Das Denken moderner, mathematischer Naturwissenschaft, das die Erscheinungen gemäß autonomem Verstandesvermögen und also kraft abstrakter Kategorien in der Einheit des Selbstbewußtseins synthetisiert, hat sein unumgängliches herrschaftliches Moment nicht allein in seinem expliziten Interesse, Natur zu beherrschen: vielmehr ist jenem Herrschaft bereits latent eingeschrieben in seinen Denkformen selbst, die an einem Objektiven sich bilden, das in realabstrakter Weise so determiniert ist, wie es den abstrakten Kategorien entspricht, und das als der gesellschaftliche Funktionszusammenhang zugleich Herrschaftszusammenhang ist. Die so konstituierte Rationalität schlägt aber zurück auf den gesellschaftlichen Zusammenhang selbst. Dieser wird nun seinerseits zum Objekt von Herrschaft, zum Objekt sozialtechnologischer Bemächtigung, welche nach Maßgabe von Rationalität die ihm immanenten strukturellen Antagonismen zu beseitigen versucht, ohne ihren Grund in einer entfremdeten Praxis anzutasten. Das Subjekt technokratischer Herrschaft vom Stammbaum bürgerlichen Emanzipationsprozesses wird alsbald zum Protagonisten eines technisch geplanten Zusammenhanges der Menschen zueinander und zur Natur.
In dem Maße, wie die Möglichkeit einer Vergesellschaftung der Subjekte als freie aus dem Horizont ihrer Welterfahrung verschwindet, betreiben sie ihre Angleichung an die bestehende Realität, indem sie die Erfahrung ihrer Fremdheit auszulöschen beginnen. Dies droht um so mehr zu gelingen, als sie im gesellschaftlichen Realitätszusammenhang die Vergegenständlichung ihrer eigenen Rationalität erblicken, von deren Herkunft sie nichts ahnen und die als instrumentelle von ihnen scheinbar frei verwirklicht wird, sie als freie Handlungssubjekte jedoch immer schon negiert hat.
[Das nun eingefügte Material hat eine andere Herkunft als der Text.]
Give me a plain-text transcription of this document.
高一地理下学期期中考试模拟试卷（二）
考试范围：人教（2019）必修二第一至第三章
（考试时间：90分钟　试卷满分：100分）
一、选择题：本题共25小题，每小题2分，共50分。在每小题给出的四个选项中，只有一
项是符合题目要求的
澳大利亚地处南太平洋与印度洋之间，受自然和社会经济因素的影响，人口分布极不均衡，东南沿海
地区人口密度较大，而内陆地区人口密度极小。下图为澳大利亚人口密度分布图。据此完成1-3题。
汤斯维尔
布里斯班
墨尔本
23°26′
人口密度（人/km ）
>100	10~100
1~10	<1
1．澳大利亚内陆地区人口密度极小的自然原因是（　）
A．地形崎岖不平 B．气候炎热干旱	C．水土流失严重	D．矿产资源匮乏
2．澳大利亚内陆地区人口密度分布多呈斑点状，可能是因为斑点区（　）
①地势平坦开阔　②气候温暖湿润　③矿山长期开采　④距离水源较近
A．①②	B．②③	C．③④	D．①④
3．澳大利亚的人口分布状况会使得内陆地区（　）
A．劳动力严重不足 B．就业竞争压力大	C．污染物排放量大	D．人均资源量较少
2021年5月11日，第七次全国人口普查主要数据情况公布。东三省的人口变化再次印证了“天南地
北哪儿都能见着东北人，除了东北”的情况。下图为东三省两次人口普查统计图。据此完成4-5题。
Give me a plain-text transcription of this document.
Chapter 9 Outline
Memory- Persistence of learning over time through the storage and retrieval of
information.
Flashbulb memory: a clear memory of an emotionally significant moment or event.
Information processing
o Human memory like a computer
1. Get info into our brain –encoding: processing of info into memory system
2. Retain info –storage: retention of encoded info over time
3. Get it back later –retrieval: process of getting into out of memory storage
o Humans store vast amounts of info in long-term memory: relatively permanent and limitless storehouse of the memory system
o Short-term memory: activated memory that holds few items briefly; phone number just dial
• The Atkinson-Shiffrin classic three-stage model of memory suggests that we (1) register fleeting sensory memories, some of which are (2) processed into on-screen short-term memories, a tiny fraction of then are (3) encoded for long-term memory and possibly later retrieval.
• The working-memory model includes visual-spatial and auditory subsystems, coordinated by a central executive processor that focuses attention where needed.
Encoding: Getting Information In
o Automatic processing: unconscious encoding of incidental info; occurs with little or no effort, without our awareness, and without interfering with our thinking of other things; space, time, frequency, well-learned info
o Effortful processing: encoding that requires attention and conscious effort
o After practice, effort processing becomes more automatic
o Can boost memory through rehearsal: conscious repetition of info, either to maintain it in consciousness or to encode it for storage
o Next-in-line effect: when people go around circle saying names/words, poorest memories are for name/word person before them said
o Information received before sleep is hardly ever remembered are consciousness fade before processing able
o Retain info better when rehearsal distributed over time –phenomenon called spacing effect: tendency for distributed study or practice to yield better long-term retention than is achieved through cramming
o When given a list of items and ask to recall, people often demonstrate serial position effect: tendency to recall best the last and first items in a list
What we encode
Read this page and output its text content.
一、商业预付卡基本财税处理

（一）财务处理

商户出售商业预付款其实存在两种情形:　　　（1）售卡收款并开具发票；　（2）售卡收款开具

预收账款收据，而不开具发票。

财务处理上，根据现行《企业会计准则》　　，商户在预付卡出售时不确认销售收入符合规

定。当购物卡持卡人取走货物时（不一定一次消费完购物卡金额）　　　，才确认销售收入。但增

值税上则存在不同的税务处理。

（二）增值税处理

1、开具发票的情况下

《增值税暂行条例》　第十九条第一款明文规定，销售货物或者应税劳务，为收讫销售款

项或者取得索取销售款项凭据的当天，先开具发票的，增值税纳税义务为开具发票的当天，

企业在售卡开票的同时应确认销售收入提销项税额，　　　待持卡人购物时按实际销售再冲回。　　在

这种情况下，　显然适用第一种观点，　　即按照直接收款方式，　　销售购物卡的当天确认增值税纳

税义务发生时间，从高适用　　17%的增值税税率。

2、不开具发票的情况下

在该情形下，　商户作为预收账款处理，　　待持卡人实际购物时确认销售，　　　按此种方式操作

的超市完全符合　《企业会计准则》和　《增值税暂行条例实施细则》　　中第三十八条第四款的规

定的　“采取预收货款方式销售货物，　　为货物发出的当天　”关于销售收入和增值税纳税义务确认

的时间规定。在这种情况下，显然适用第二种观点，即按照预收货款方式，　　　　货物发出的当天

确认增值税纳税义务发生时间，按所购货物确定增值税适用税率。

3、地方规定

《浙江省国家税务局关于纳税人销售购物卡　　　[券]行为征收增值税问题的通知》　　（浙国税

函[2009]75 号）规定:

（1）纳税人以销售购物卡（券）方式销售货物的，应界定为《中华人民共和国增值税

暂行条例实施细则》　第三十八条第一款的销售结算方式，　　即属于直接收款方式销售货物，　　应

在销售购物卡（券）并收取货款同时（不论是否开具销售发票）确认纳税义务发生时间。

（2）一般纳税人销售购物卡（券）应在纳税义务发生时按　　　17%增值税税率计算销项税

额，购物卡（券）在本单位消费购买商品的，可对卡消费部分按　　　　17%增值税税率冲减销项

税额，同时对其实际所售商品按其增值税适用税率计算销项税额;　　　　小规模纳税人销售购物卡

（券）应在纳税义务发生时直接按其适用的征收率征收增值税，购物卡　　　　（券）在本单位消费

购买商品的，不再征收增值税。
Mit dem Schein von Freiheit, mit welchem sie ihre technischen Apparaturen mit dem Wunsch unbeschränkter Manipulation bedienen, deren Reagenz sie jedoch zunehmend werden, beziehen sie sich auf eine Praxis, deren technische Direktiven sie sich in distanzloser Weise zu eigen machen und die somit ihren heteronomen Charakter verlieren. Der Anspruch eines gelingenden Zusammenhangs der Menschen zueinander und zur Natur scheint sich erfolgreich zu behaupten in einem quasi selbst apparativen Realitätszusammenhang, nach dessen Gesetzen alle seine Elemente "frei" miteinander kommunizieren, in welchem die Menschen jedoch aufhören, Subjekte zu sein, je gleichberechtigt mit allen anderen. Gesellschaft als kybernetisches Modell ist die Konsequenz des Versuches einer negativen Aufhebung der Entfremdung. Das Auslöschen der Fremdheit ist längst zur übergreifenden Tendenz gesellschaftlicher Praxis geworden. Facettenartig scheint sie zunehmend deutlicher auf in den Produkten, welche der Abbildung der Realität dienen sollen.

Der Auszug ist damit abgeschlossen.